Upon exiting the vault you will be forced to learn how to engage in combat. Fallout features a turn-based system which affords you action points (AP) to spend. Moves, actions, and other special abilities all deplete your AP for a particular turn, forcing you to strategically plan your engagements well. Even with the turn based system, combat is far from dull. Distance and line of sight play an important role, and you can use this to your advantage when selecting the next enemy to take down. Hostiles may accidentally shoot their comrades, and likewise your friends may sometimes cause your downfall. A wide range of weapons are available, from unarmed and melee combat to heavy and energy weapons, the latter of which may cause injuries and deaths so gory that they have become a trademark of the franchise.
Combat, mission completion, and successful actions will all grant experience points toward your character's level. There are many RPG traditions here, such as adding bonus attributes to your characters different abilities. But another aspect of character design, called 'Perks,' presents some wholly original ideas to the mix. One perk will grant you more experience per level, another will assure more critical hits, while another promises that a mysterious wanderer will sometimes appear to help you in sticky situations. These perks, combined with several character abilities chosen at the beginning of the game (might I suggest 'Bloody Mess'?) will ensure that your character is not only unique, but that the entire game might be a new experience on a second play through.

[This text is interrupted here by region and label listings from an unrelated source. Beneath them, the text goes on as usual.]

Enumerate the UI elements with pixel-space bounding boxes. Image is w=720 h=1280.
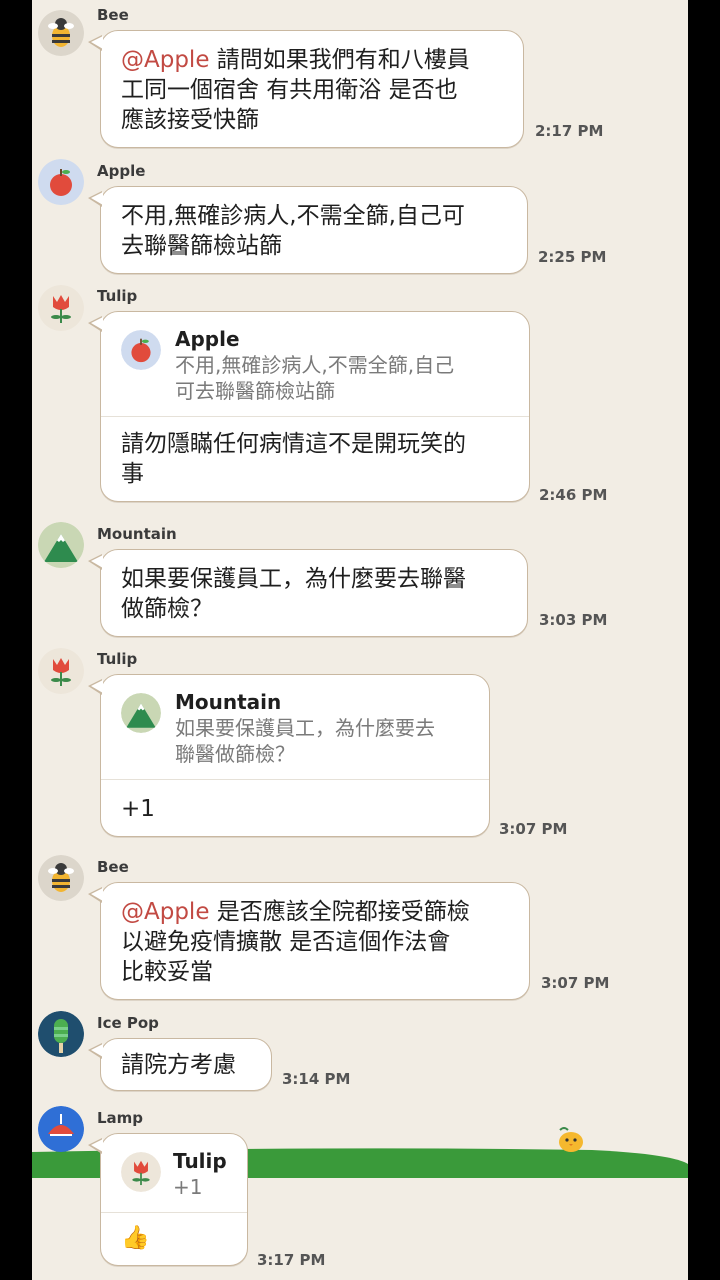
timestamp: 2:46 PM [539, 486, 608, 504]
sender-name: Mountain [97, 525, 177, 543]
sender-name: Tulip [97, 287, 138, 305]
mention-link[interactable]: @Apple [121, 899, 209, 925]
quoted-message[interactable]: Tulip +1 [101, 1134, 247, 1213]
lamp-icon[interactable] [38, 1106, 84, 1152]
reply-bubble[interactable]: Mountain 如果要保護員工，為什麼要去 聯醫做篩檢？ +1 [88, 674, 490, 837]
quoted-sender: Tulip [173, 1149, 227, 1173]
message-text: 請院方考慮 [121, 1052, 236, 1078]
tulip-icon [121, 1152, 161, 1192]
timestamp: 3:14 PM [282, 1070, 351, 1088]
tulip-icon[interactable] [38, 285, 84, 331]
bee-icon[interactable] [38, 10, 84, 56]
sender-name: Lamp [97, 1109, 144, 1127]
quoted-message[interactable]: Mountain 如果要保護員工，為什麼要去 聯醫做篩檢？ [101, 675, 489, 780]
bee-icon[interactable] [38, 855, 84, 901]
timestamp: 2:25 PM [538, 248, 607, 266]
message-bubble[interactable]: 如果要保護員工，為什麼要去聯醫 做篩檢？ [88, 549, 528, 637]
timestamp: 2:17 PM [535, 122, 604, 140]
quoted-text: 不用,無確診病人,不需全篩,自己 可去聯醫篩檢站篩 [175, 353, 455, 403]
sender-name: Apple [97, 162, 146, 180]
timestamp: 3:17 PM [257, 1251, 326, 1269]
message-text: 如果要保護員工，為什麼要去聯醫 做篩檢？ [121, 566, 466, 622]
message-bubble[interactable]: 不用,無確診病人,不需全篩,自己可 去聯醫篩檢站篩 [88, 186, 528, 274]
quoted-message[interactable]: Apple 不用,無確診病人,不需全篩,自己 可去聯醫篩檢站篩 [101, 312, 529, 417]
quoted-text: +1 [173, 1175, 203, 1199]
sender-name: Ice Pop [97, 1014, 159, 1032]
mountain-icon [121, 693, 161, 733]
message-bubble[interactable]: 請院方考慮 [88, 1038, 272, 1091]
reply-bubble[interactable]: Apple 不用,無確診病人,不需全篩,自己 可去聯醫篩檢站篩 請勿隱瞞任何病情… [88, 311, 530, 502]
timestamp: 3:07 PM [541, 974, 610, 992]
quoted-text: 如果要保護員工，為什麼要去 聯醫做篩檢？ [175, 716, 435, 766]
message-text: +1 [121, 796, 155, 822]
chat-window[interactable]: Bee @Apple 請問如果我們有和八樓員 工同一個宿舍 有共用衛浴 是否也 … [32, 0, 688, 1280]
reply-bubble[interactable]: Tulip +1 👍 [88, 1133, 248, 1266]
message-bubble[interactable]: @Apple 請問如果我們有和八樓員 工同一個宿舍 有共用衛浴 是否也 應該接受… [88, 30, 524, 148]
apple-icon[interactable] [38, 159, 84, 205]
sender-name: Bee [97, 858, 129, 876]
message-text: 不用,無確診病人,不需全篩,自己可 去聯醫篩檢站篩 [121, 203, 465, 259]
apple-icon [121, 330, 161, 370]
mountain-icon[interactable] [38, 522, 84, 568]
ice-pop-icon[interactable] [38, 1011, 84, 1057]
quoted-sender: Mountain [175, 690, 282, 714]
thumbs-up-icon: 👍 [121, 1225, 150, 1251]
chick-icon [559, 1127, 583, 1152]
sender-name: Bee [97, 6, 129, 24]
timestamp: 3:07 PM [499, 820, 568, 838]
message-text: 請勿隱瞞任何病情這不是開玩笑的 事 [121, 431, 466, 487]
quoted-sender: Apple [175, 327, 240, 351]
message-bubble[interactable]: @Apple 是否應該全院都接受篩檢 以避免疫情擴散 是否這個作法會 比較妥當 [88, 882, 530, 1000]
mention-link[interactable]: @Apple [121, 47, 209, 73]
sender-name: Tulip [97, 650, 138, 668]
tulip-icon[interactable] [38, 648, 84, 694]
timestamp: 3:03 PM [539, 611, 608, 629]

But of course the game is not all about combat and character design. The story of Fallout is the game's best feature, and the soundtrack and written dialog go far to enhance the setting. NPCs sometimes have plenty to say, but never so much as to bog the player down in text. Certain NPCs throughout the game feature spoken dialog, which not only comes a surprise at times, but is extremely well-executed; the voice acting is top notch. The fact that only some characters have this feature makes you appreciate it all the more when it's there, and it does so much to draw you into this world. Sound effects aren't quite on par with the soundtrack and dialog, but it does it's job. Some combat sounds will, however, begin to grate on one's nerves after hours of play, but it is a small quirk that is easily looked over.

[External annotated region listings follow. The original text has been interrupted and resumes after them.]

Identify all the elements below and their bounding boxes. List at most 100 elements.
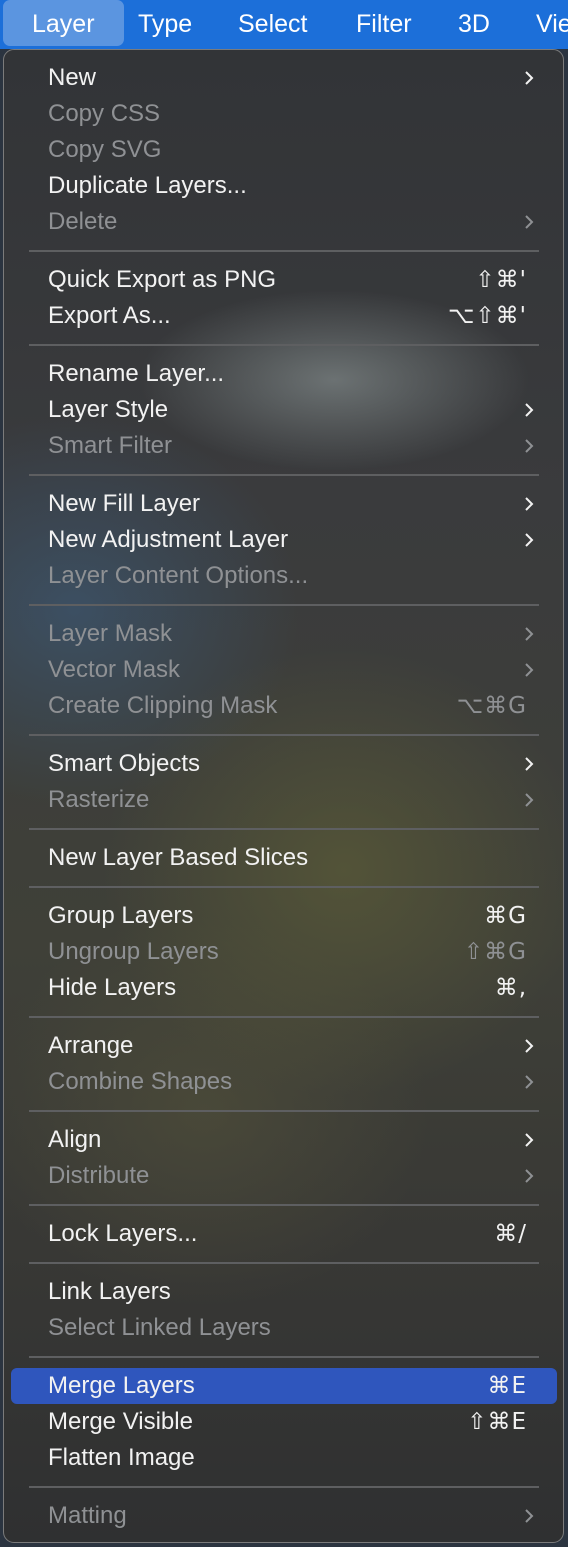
menu-item-label: Merge Layers bbox=[48, 1372, 195, 1399]
menu-item-label: New Adjustment Layer bbox=[48, 526, 289, 553]
menu-item-label: Quick Export as PNG bbox=[48, 266, 277, 293]
menu-item-align[interactable]: Align bbox=[4, 1122, 563, 1158]
menubar-item-layer[interactable]: Layer bbox=[3, 0, 124, 46]
menu-item-combine-shapes: Combine Shapes bbox=[4, 1064, 563, 1100]
chevron-right-icon bbox=[525, 1509, 534, 1523]
menu-item-lock-layers[interactable]: Lock Layers... ⌘/ bbox=[4, 1216, 563, 1252]
menu-item-label: New Fill Layer bbox=[48, 490, 201, 517]
menu-item-label: Layer Content Options... bbox=[48, 562, 309, 589]
chevron-right-icon bbox=[525, 757, 534, 771]
menu-item-new-layer-based-slices[interactable]: New Layer Based Slices bbox=[4, 840, 563, 876]
menu-item-merge-visible[interactable]: Merge Visible ⇧⌘E bbox=[4, 1404, 563, 1440]
chevron-right-icon bbox=[525, 627, 534, 641]
menu-item-label: Combine Shapes bbox=[48, 1068, 233, 1095]
menu-item-duplicate-layers[interactable]: Duplicate Layers... bbox=[4, 168, 563, 204]
chevron-right-icon bbox=[525, 1075, 534, 1089]
menu-item-label: Export As... bbox=[48, 302, 171, 329]
keyboard-shortcut: ⌘E bbox=[487, 1373, 527, 1399]
menu-separator bbox=[29, 886, 539, 888]
menu-separator bbox=[29, 1486, 539, 1488]
menu-item-label: Matting bbox=[48, 1502, 127, 1529]
chevron-right-icon bbox=[525, 663, 534, 677]
menu-item-new-adjustment-layer[interactable]: New Adjustment Layer bbox=[4, 522, 563, 558]
menu-item-link-layers[interactable]: Link Layers bbox=[4, 1274, 563, 1310]
chevron-right-icon bbox=[525, 215, 534, 229]
menu-separator bbox=[29, 250, 539, 252]
menu-item-delete: Delete bbox=[4, 204, 563, 240]
menu-item-label: Layer Mask bbox=[48, 620, 173, 647]
menu-item-label: Copy SVG bbox=[48, 136, 162, 163]
menubar-item-filter[interactable]: Filter bbox=[356, 0, 412, 46]
keyboard-shortcut: ⌥⇧⌘' bbox=[447, 303, 527, 329]
menu-item-label: Select Linked Layers bbox=[48, 1314, 271, 1341]
keyboard-shortcut: ⌘G bbox=[484, 903, 527, 929]
menu-item-label: Merge Visible bbox=[48, 1408, 193, 1435]
menu-separator bbox=[29, 474, 539, 476]
menu-item-merge-layers[interactable]: Merge Layers ⌘E bbox=[4, 1368, 563, 1404]
menu-item-layer-content-options: Layer Content Options... bbox=[4, 558, 563, 594]
keyboard-shortcut: ⇧⌘E bbox=[467, 1409, 527, 1435]
menu-item-label: Create Clipping Mask bbox=[48, 692, 278, 719]
chevron-right-icon bbox=[525, 403, 534, 417]
menu-item-layer-style[interactable]: Layer Style bbox=[4, 392, 563, 428]
menu-item-label: New Layer Based Slices bbox=[48, 844, 309, 871]
keyboard-shortcut: ⇧⌘' bbox=[475, 267, 527, 293]
menu-item-label: Rasterize bbox=[48, 786, 150, 813]
menu-item-label: Hide Layers bbox=[48, 974, 177, 1001]
chevron-right-icon bbox=[525, 533, 534, 547]
menu-item-smart-objects[interactable]: Smart Objects bbox=[4, 746, 563, 782]
menu-item-flatten-image[interactable]: Flatten Image bbox=[4, 1440, 563, 1476]
menubar-item-vie[interactable]: Vie bbox=[536, 0, 568, 46]
menu-separator bbox=[29, 1204, 539, 1206]
menu-item-label: Delete bbox=[48, 208, 118, 235]
menu-separator bbox=[29, 604, 539, 606]
menu-item-label: Ungroup Layers bbox=[48, 938, 219, 965]
menu-item-layer-mask: Layer Mask bbox=[4, 616, 563, 652]
menu-item-create-clipping-mask: Create Clipping Mask ⌥⌘G bbox=[4, 688, 563, 724]
menu-item-copy-svg: Copy SVG bbox=[4, 132, 563, 168]
menu-item-label: Copy CSS bbox=[48, 100, 161, 127]
menubar-item-type[interactable]: Type bbox=[138, 0, 192, 46]
menu-item-new-fill-layer[interactable]: New Fill Layer bbox=[4, 486, 563, 522]
menubar-item-select[interactable]: Select bbox=[238, 0, 307, 46]
menu-separator bbox=[29, 1262, 539, 1264]
menu-item-select-linked-layers: Select Linked Layers bbox=[4, 1310, 563, 1346]
chevron-right-icon bbox=[525, 1039, 534, 1053]
menu-bar: Layer Type Select Filter 3D Vie bbox=[0, 0, 568, 49]
menu-item-label: Group Layers bbox=[48, 902, 194, 929]
menu-item-label: Align bbox=[48, 1126, 102, 1153]
menu-item-smart-filter: Smart Filter bbox=[4, 428, 563, 464]
chevron-right-icon bbox=[525, 1169, 534, 1183]
chevron-right-icon bbox=[525, 497, 534, 511]
menu-item-label: Smart Objects bbox=[48, 750, 201, 777]
menu-separator bbox=[29, 828, 539, 830]
menu-item-arrange[interactable]: Arrange bbox=[4, 1028, 563, 1064]
menu-separator bbox=[29, 734, 539, 736]
menu-item-label: Smart Filter bbox=[48, 432, 173, 459]
keyboard-shortcut: ⌥⌘G bbox=[456, 693, 527, 719]
keyboard-shortcut: ⌘, bbox=[494, 975, 527, 1001]
menubar-item-3d[interactable]: 3D bbox=[458, 0, 490, 46]
menu-item-label: Arrange bbox=[48, 1032, 134, 1059]
menu-separator bbox=[29, 1356, 539, 1358]
menu-item-export-as[interactable]: Export As... ⌥⇧⌘' bbox=[4, 298, 563, 334]
menu-item-distribute: Distribute bbox=[4, 1158, 563, 1194]
menu-item-label: Rename Layer... bbox=[48, 360, 225, 387]
menu-separator bbox=[29, 1016, 539, 1018]
menu-item-new[interactable]: New bbox=[4, 60, 563, 96]
menu-item-label: Layer Style bbox=[48, 396, 169, 423]
menu-item-vector-mask: Vector Mask bbox=[4, 652, 563, 688]
menu-item-hide-layers[interactable]: Hide Layers ⌘, bbox=[4, 970, 563, 1006]
keyboard-shortcut: ⇧⌘G bbox=[463, 939, 527, 965]
chevron-right-icon bbox=[525, 439, 534, 453]
keyboard-shortcut: ⌘/ bbox=[494, 1221, 527, 1247]
chevron-right-icon bbox=[525, 1133, 534, 1147]
menu-item-quick-export-as-png[interactable]: Quick Export as PNG ⇧⌘' bbox=[4, 262, 563, 298]
menu-item-rename-layer[interactable]: Rename Layer... bbox=[4, 356, 563, 392]
menu-item-label: Distribute bbox=[48, 1162, 150, 1189]
chevron-right-icon bbox=[525, 71, 534, 85]
menu-item-label: Link Layers bbox=[48, 1278, 171, 1305]
menu-item-label: New bbox=[48, 64, 97, 91]
menu-item-group-layers[interactable]: Group Layers ⌘G bbox=[4, 898, 563, 934]
menu-separator bbox=[29, 344, 539, 346]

The one aspect of the game that cannot be so easily dismissed, however, is the party system. As you progress, you will eventually find other NPCs to join you in your ultimate quest. These characters are at first welcome, but end up getting in the way of the game. You can not control these members directly, with the maximum amount of interaction boiling down to dialog and bartering. You may give them better weapons, but don't always expect them to use them -- or at least use them well. You can offer them the best armor in the game, which they'll gladly except, but they'll simply carry it around with them until they're dying breath rather than try it on. And to make matters worse, you'll have to steal the armor (or anything else you might give them) to get it back lest you offer up money.
Your party NPCs can also get in your way -- quite literally. Walk to a corner, and three may surround you so as to block your path. You are forced to sit, stuck, here until one of them randomly walks away. I had more than a few moments during my game where I was forced to wait for 20 seconds or more due to their incompetence. And in battle, they will rather stand their ground, firing shots into the backs of their comrades (including you!) than move one step to the side to shoot around. This might all be somehwat worth it if these characters had serious impact on the story, but alas they do not. They were perhaps the most one dimensional characters in the game, and (at least on MY play through), did not contribute at all to the story. This party system is the only reason this game does not reason 5/5 stars, but it truly is a nearly broken system, that I hear is at least much improved in Fallout 2.
Do not let this one shortcoming decide your purchase. The other aspects of Fallout -- combat, storyline, and overall atmosphere -- make it a truly exceptional game. If you are in the slightest bit into RPGs, post apocalyptic worlds, or retro futures, you owe to yourself to give fallout a try. It is easy to get sucked into the world that it offers, and leaves me truly excited to begin Fallout 2.